The follow-up to Trinity Rising (2013) is the third and largest entry in what has expanded from a fantasy trilogy into a series.
In the north, Speaker Ytha has united the Nimrothi nomad clans under the surly and stupid but biddable Drwyn; their ambition is to overthrow the Empire that defeated them 1,000 years ago. Ytha, using the combined power of her witch thralls, intends to release the imprisoned death goddess, Maegern, and her Wild Hunt; two Hounds are already free. All she needs to complete the process is the magic jewel known as the starseed. (The stumbling block with this and other doomsday scenarios: What happens once the evil guys slaughter everyone? Do they just sit around waving their swords in triumph?) Teia, having escaped Drwyn’s brutal attentions and now pregnant by him, flees south, hoping to warn the slumbering Empire—and will use her own magic powers to defy Ytha.
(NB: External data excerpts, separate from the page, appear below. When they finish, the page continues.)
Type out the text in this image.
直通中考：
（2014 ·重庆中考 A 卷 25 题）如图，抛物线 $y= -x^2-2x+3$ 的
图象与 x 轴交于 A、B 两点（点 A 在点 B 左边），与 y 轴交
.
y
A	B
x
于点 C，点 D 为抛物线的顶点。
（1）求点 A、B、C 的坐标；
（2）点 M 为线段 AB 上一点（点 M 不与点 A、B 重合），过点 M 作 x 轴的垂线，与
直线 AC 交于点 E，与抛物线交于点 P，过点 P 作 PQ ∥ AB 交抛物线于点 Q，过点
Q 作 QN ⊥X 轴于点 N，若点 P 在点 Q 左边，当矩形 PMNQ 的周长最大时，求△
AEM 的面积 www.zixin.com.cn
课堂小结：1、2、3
Gair returns from searching the deserts of Gimrael for the starseed, still grieving over Alderan’s tragic death. Worse, he fears he’s lost control of his magic Song when everything he achieves with it has unintended malignant consequences. He meets up with an old comrade, the healer Tanith, a sort-of elf and future queen of Astolar; Tanith’s unwanted and unpleasant companion, Ailric, who demonstrates his utter contempt for humans, holds the unshakable conviction that Tanith is his to command and unsuccessfully tries to hide a streak of megalomania. The malevolent renegade Guardian, Savin, taunts Gair but otherwise doesn’t figure. This installment ramps up the tension, with plenty of gory action, Cooper’s usual high level of characterization, and controlled plotting that, while showing few original touches, rolls solidly along.
An excellent addition to this superior epic.